Not only can climate change breed more hurricanes, it may also be able to steer them right toward the places they can do the most damage. The world’s oceans are shot through with a highway system of currents, transporting heat and cold around the planet. In the northern hemisphere, some of this process is governed by a hot-cold cycle known as the Atlantic Multidecadal Oscillation (AMO), which, as its name suggests, involves predictable temperature shifts in the Atlantic Ocean playing out over long periods — on the order of 60 to 80 years. A new analysis published last week in Science argued that climate change may be disrupting the AMO rhythm, keeping warm ocean currents streaming past the North American coast long past the time they should have shifted to their cool phase. “Shifts in the AMO reverberate through the climate system,” wrote the author of the Science analysis. In this case, the reverberation will draw hurricanes up to higher and higher latitudes — endangering more and more population centers in the process.

Deep oceans

The depth of an ocean does not play any role in the formation of a hurricane, but it’s a huge player in how much damage the resulting storm can do. With global ice cover — especially over Greenland and Antarctica — at historic lows, sea levels have risen an average of 8 in. (20 cm) planet-wide since 1880. That increase can be higher or lower at any given point along any coast. In Galveston, Texas, for example, which sustained $23 billion worth of Harvey-related damage, sea levels have risen 12.5 inches (32 cm). New Orleans is expected to see increases of as much as 14.5 in. (37 cm) by mid-century. Storm surges that crash ashore during hurricanes do enough damage already without giving them an extra foot or more of free water to work with.

Clear skies

Put this in the category of no good deed going unpunished: More than 45 years ago, the U.S. achieved one of its greatest environmental victories, passing the Clean Air Act, which aimed to reduce the toxic, sky-darkening pollution that hovered over so many American cities. The law has done just that, cutting overall pollutant levels by at least 70% across the country. The U.S., of course, has not been alone in these efforts, and since the atmosphere knows no borders, clearer skies in any one part of the world mean clearer skies everywhere. In an era of accelerating warming, however, that good news is partly bad news. The decline in aerosol and particulate levels in the atmosphere admits more sunlight, which greenhouse gasses then trap, exacerbating the increasing warming.
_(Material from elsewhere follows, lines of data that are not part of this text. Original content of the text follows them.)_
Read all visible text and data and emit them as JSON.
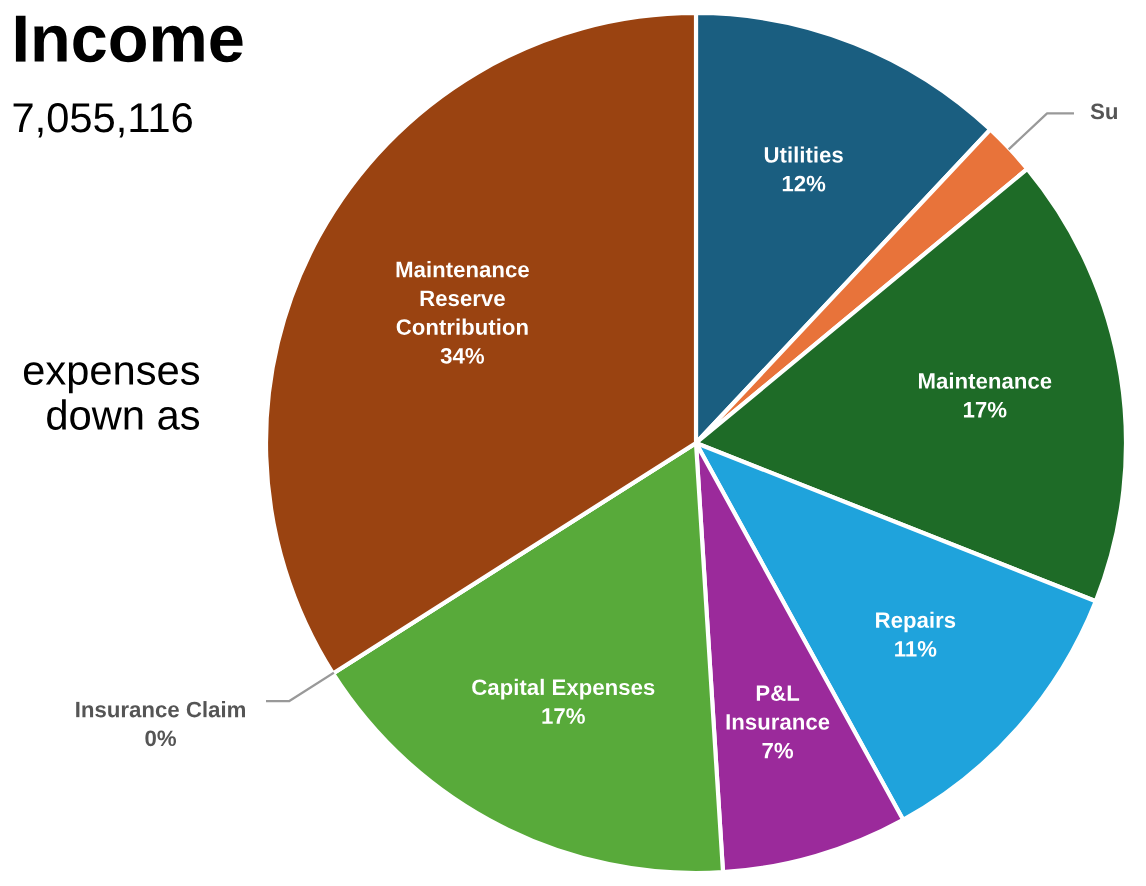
{
  "chart_data": {
    "type": "pie",
    "title": "Income",
    "subtitle": "7,055,116",
    "annotations": [
      "expenses\ndown as"
    ],
    "categories": [
      "Utilities",
      "Su",
      "Maintenance",
      "Repairs",
      "P&L\nInsurance",
      "Capital Expenses",
      "Insurance Claim",
      "Maintenance\nReserve\nContribution"
    ],
    "values": [
      12,
      2,
      17,
      11,
      7,
      17,
      0,
      34
    ],
    "value_labels": [
      "12%",
      null,
      "17%",
      "11%",
      "7%",
      "17%",
      "0%",
      "34%"
    ],
    "colors": [
      "#1a5e80",
      "#e8733a",
      "#1e6b27",
      "#1fa3dc",
      "#9b2a9b",
      "#58aa3a",
      "#8c8c8c",
      "#9a4311"
    ],
    "legend": false
  }
}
The answer, of course, is not to return to the era of dirty skies. It’s to make them cleaner still, eliminating or at least reducing greenhouse gasses in the same way we reduced soot, lead, sulfur dioxide and more. A volatile climate, as we’re learning in the destruction wrought by serial storms, plays for keeps. If the meteorological violence of this hurricane season doesn’t serve as a powerful warning, it’s hard to imagine what will.